O que pode ser percebido é que a ideologia, qualquer que seja a ideologia, pode usar o cinema como ferramenta ou como arma. O filme reforça princípios e apela para o emocional que afeta diretamente o público. Nesse sentido, certos defeitos de certas obras conseguem ser minimizados. Quando o espectador gosta ou não de um filme por causa do seu tema, ele não faz isso de maneira inconsciente. É uma programação feita pelos realizadores para que seja assim. Um filme de qualidade, para transmitir a sua mensagem, precisa ter preocupação com todas os componentes da linguagem cinematográfica. Uma obra artística de qualidade supera a mera ideologia e transmite uma mensagem superior, como no filme A LISTA DE SCHINDLER, onde mesmo com a intenção de denunciar os crimes do nazismo, exaltar um personagem histórico e emocionar o leitor, o filme dosa essa questão ideológica na medida certa.

No filme, a ordem dos personagens e sua posição são essenciais para o entendimento.
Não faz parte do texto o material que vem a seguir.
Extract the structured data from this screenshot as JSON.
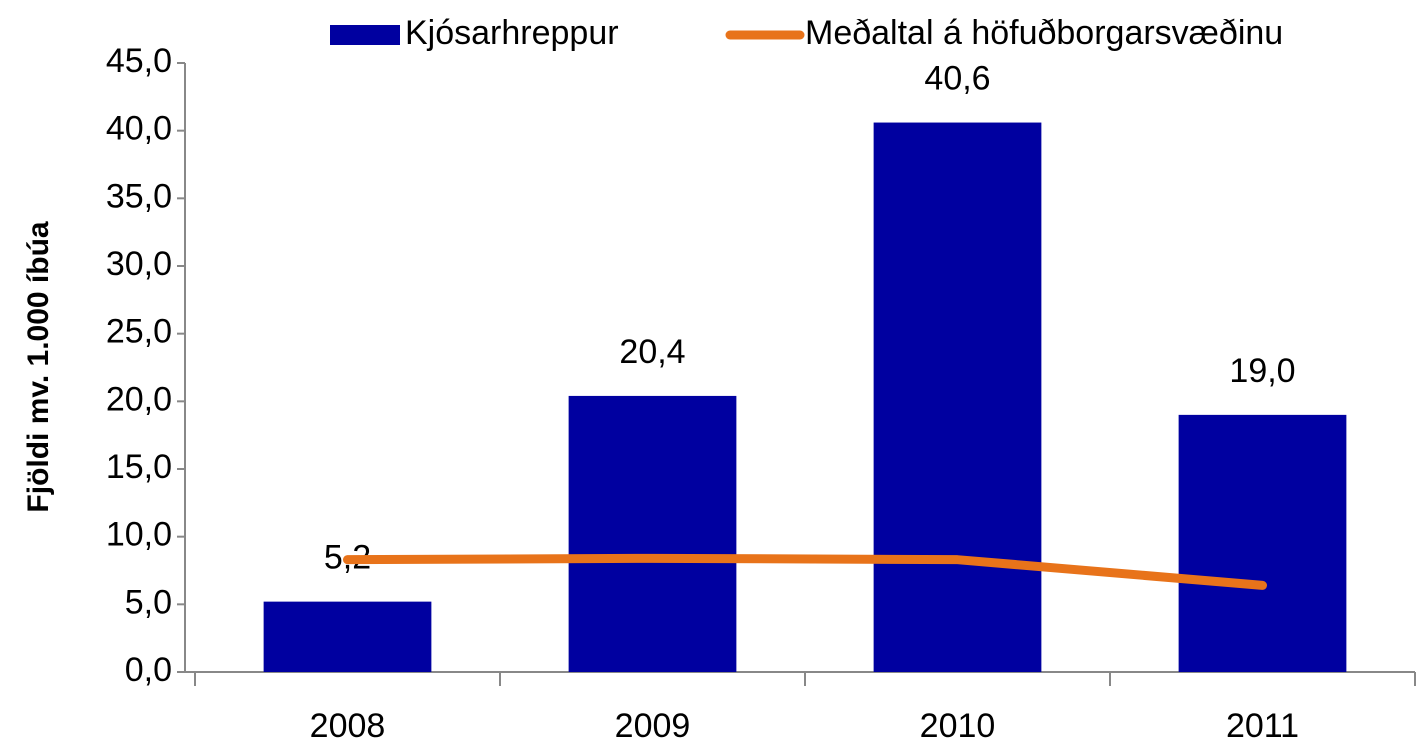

O cinema brasileiro pode ser bem exemplificado com o longa QUE HORAS ELA VOLTA? (2015) e como a questão de classes sociais é bem explicitada, organizada, demonstrando a tensão por meio da exposição ideológica. A diretora Anna Muylaert expõe a sua denúncia e visão por meio de um jogo claustrofóbico onde limites bem claros e fronteiras muito delimitadas separam os personagens. A relação entre a câmera e o espaço é evidente. O filme mostra como que a história da sociedade brasileira separa as classes utilizando-se do ambiente doméstico como exemplificação. A ideologia é clara e mostra ao espectador a intenção do diretor.
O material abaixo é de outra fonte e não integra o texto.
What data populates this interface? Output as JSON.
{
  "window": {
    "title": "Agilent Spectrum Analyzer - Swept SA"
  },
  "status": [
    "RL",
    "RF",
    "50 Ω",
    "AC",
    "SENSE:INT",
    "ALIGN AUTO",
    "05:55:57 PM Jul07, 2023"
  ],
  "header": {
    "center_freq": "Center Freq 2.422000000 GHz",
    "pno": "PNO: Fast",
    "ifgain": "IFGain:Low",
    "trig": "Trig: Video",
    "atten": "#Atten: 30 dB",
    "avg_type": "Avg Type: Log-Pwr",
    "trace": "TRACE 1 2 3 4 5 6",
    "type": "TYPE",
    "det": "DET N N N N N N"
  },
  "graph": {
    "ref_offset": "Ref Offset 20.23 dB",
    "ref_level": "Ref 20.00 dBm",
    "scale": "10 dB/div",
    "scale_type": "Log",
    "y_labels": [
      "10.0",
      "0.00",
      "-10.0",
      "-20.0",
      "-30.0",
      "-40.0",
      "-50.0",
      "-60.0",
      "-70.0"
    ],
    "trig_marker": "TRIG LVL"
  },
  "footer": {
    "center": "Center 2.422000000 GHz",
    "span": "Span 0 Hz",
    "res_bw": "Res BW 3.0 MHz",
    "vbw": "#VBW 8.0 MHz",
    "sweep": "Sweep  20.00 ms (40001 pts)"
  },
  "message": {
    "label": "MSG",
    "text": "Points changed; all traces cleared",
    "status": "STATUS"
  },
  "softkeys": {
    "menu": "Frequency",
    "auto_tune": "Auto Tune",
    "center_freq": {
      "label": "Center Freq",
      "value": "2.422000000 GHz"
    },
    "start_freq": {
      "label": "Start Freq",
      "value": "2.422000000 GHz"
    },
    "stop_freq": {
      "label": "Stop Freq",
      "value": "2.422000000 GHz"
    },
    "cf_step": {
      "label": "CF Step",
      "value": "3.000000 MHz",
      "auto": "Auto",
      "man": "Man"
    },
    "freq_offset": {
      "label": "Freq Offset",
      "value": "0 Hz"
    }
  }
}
O que devemos ter em mente é que a linguagem cinematográfica, per se,não é puramente ideológica. Ela é um meio expressivo sem moral já pré-estabelecida. É no seu uso e modus operandi que ela recebe o seu tema, sua forma, sua composição e, assim, o filme ganha a sua ideologia. A linguagem cinematográfica sozinha não tem uma ideologia. Ela tem que ser construída com os elementos fílmicos e é na forma que os elementos são utilizados, combinados, construídos que um filme recebe a ideologia.

Em “Que horas ela volta?”, as barreiras que separam as classes são visíveis.
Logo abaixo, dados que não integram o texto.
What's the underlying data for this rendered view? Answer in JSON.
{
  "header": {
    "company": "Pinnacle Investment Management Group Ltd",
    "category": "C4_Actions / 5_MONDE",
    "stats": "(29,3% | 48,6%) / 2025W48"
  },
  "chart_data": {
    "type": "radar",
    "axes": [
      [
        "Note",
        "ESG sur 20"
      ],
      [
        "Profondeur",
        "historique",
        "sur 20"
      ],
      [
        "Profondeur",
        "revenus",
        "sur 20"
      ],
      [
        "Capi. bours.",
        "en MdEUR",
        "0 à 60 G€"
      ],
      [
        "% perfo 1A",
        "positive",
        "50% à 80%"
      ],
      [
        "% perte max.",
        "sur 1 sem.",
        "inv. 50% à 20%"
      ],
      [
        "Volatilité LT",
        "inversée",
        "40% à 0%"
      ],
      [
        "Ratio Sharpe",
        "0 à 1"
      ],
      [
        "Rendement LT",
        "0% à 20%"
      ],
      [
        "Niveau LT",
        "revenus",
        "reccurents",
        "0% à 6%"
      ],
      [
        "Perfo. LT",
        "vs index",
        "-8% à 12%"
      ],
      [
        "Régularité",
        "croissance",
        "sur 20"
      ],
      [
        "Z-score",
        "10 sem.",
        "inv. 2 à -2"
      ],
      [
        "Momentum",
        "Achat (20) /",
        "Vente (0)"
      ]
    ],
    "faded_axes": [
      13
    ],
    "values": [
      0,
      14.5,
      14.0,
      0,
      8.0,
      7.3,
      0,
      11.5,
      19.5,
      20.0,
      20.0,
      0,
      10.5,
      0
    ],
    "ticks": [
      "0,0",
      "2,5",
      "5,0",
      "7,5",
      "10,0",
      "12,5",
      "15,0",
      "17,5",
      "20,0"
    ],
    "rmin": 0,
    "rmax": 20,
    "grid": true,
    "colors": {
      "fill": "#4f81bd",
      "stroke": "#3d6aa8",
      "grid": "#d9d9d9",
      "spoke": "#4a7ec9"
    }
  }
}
Um filme utiliza elementos da linguagem cinematográfica simplesmente porque existe. Isso leva à pergunta se é possível existir um filme que não tenha ideologia. Toda escolha que é feita para compor uma obra cinematográfica, ainda que inconscientemente, passa por uma visão de mundo, uma defesa de ponto de vista que trata de uma defesa, implícita que seja, de um olhar particularizado de quem realizou a obra. Sempre haverá um ponto de vista a ser defendido. Até mesmo comédias pastelão possuem ideologias implícitas.

Dessa maneira, ao assistir um filme e partir para uma análise, é preciso ter em mente a sua forma, seu tema como partes do mesmo universo de construção. Só um lado dessa análise pode ser superficial demais e causar leituras erradas de um filme. O que mais importa, nessas análises, é que um filme nunca é só um filme. Ele é um produto social, cultural, humano e ideológico que utiliza uma linguagem especial. As implicações que estão presentes em uma obra são pensadas com objetivos claros. Reconhecê-los é o que nos faz dar o primeiro passo para ser espectadores mais aprofundados em linguagem cinematográfica.

Assistir “Terra em Transe”, de Glauber Rocha, e não perceber a ideologia e atualidade é um desafio

Referências
DI CAMARGO, I.Jr. Mikhail Bakhtin na linguagem cinematográfica. Mentes Abertas. São Paulo. 2020.